部品洗浄・ローラー組込み後に、新品時に付属の白いスポンジを再使用するとローラーが固定出来て外れないので作業性良好です。


 

 

スターターギア裏側にはダンパーラバーが付きます。
クランクシャフトに取り付けの際、落ちてしまわない様に硬めのモリブデングリスで固定しておきます。

 


 

重要~2枚のワッシャー・シム

パーツリストの画が間違っている部分・部品の解説です

この2枚のワッシャーの位置や向きはとても重要です。
パーツリストでは得られない情報をここで解説しています。

 

    【ワッシャー・シムの位置関係】

まず大きい方。表面がフラットなこの1枚は、ローター側のこの位置に入ります(表裏無し)。
このワッシャー、パーツリストでの位置に間違いはありませんが、後出のワッシャーと絵が入れ替わっていてサイズが小さく描かれています。


 

 

次に小さい方。これはスターターギアの凹み部分に収まるので位置は間違い難いのですが、
これには表裏があります。

画像左側、表面がフラットな方がエンジン「外向き」になり、
画像右側、内角がテーパーになっている方がエンジン「内向き」になるのが正解です。
このワッシャーについてはパーツリスト上、場所も大きさも間違った記載になっていますので要注意。
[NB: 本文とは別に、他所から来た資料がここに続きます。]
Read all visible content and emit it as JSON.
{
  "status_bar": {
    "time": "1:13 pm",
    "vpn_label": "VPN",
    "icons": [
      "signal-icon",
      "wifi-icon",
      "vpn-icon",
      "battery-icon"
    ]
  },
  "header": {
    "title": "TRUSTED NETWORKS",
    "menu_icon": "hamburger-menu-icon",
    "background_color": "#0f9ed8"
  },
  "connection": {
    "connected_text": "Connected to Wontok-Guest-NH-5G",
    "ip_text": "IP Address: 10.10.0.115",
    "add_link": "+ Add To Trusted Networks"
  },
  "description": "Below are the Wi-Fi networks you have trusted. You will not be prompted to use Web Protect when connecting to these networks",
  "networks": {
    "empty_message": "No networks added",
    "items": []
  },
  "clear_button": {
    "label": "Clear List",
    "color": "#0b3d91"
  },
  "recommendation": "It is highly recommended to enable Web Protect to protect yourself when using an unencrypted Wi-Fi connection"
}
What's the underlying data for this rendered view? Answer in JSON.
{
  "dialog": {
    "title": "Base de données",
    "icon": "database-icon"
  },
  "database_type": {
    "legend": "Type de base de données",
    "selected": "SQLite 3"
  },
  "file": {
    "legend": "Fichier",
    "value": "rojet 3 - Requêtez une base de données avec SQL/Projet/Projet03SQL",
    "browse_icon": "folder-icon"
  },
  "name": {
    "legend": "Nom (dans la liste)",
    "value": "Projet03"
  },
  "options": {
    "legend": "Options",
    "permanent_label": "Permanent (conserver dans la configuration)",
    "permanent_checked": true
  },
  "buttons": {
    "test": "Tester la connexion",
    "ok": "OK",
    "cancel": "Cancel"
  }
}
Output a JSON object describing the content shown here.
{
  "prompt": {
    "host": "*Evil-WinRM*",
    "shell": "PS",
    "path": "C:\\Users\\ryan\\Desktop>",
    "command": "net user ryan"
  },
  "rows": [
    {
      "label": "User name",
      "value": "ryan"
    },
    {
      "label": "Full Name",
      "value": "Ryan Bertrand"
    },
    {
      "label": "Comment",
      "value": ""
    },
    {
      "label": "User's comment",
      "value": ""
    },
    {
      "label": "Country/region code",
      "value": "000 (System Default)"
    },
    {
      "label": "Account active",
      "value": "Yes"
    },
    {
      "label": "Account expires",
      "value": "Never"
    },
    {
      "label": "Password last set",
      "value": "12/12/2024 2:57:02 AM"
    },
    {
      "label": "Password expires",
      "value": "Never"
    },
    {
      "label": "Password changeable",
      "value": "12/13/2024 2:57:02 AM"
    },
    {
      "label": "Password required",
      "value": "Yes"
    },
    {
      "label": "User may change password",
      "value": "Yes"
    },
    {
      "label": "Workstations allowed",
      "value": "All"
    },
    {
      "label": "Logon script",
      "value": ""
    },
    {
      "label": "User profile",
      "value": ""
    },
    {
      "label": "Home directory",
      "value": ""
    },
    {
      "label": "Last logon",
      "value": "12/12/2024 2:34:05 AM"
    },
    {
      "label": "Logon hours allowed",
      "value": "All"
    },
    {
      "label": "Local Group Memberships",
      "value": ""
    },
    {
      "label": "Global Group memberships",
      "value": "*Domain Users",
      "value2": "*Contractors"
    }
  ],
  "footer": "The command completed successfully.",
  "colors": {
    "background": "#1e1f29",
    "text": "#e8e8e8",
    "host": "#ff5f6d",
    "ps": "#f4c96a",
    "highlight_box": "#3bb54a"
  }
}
リストではスターターギア外側の位置で描かれたうえにサイズも大きくなっています。

サービスマニュアルではこのワッシャー・シムに関しては、テーパー部を内向きにと書かれています。

 

これはクランクシャフト軸・付根部分にアールがある為、逃げを作っている事によるものです。

 


 

     【シム表裏での違いを確認】

 


 

クランクシャフトへのローター取り付け方法

半月キーが動いてしまったり、向こう側が見えないので手探りでの作業になりますので、慣れていてもスムーズにいかない場合も・・・


 

エンジン側も洗浄が終わりローター組付けを待つばかりの状態です。
ローター取り付け前に、クランクシャフトを回転させ半月キーが真上に来るようにします。

先の画像ではスターターギアとクラッチASSYが分離していますが、クランクシャフトへは一体にして取り付けます。

ローラーベアリングはローター側に入れておいた方がクランクシャフトに付け易いです。
これは後述の比較動画にてご確認下さい。

 


 

     【ローラーベアリング・クランク側】

 


 

     【ローラーベアリング・ローター側】

 


 

    エンジンカバーからのオイル漏れ対策はこちら

 


 

    【各ボルトの締め付け】

ローターボルトは「2.5kg-m

スタータークラッチの3本はもう少し少なめ
「2.0kg-m」位で十分なトルクです。

双方共にネジ部にはロック剤を塗布します。
これは中強度で良いでしょう。

 

組み上がったらスターターギアを回してみて、スムーズに回転する事を確認して作業完了となります(少し抵抗がある位で正常です)。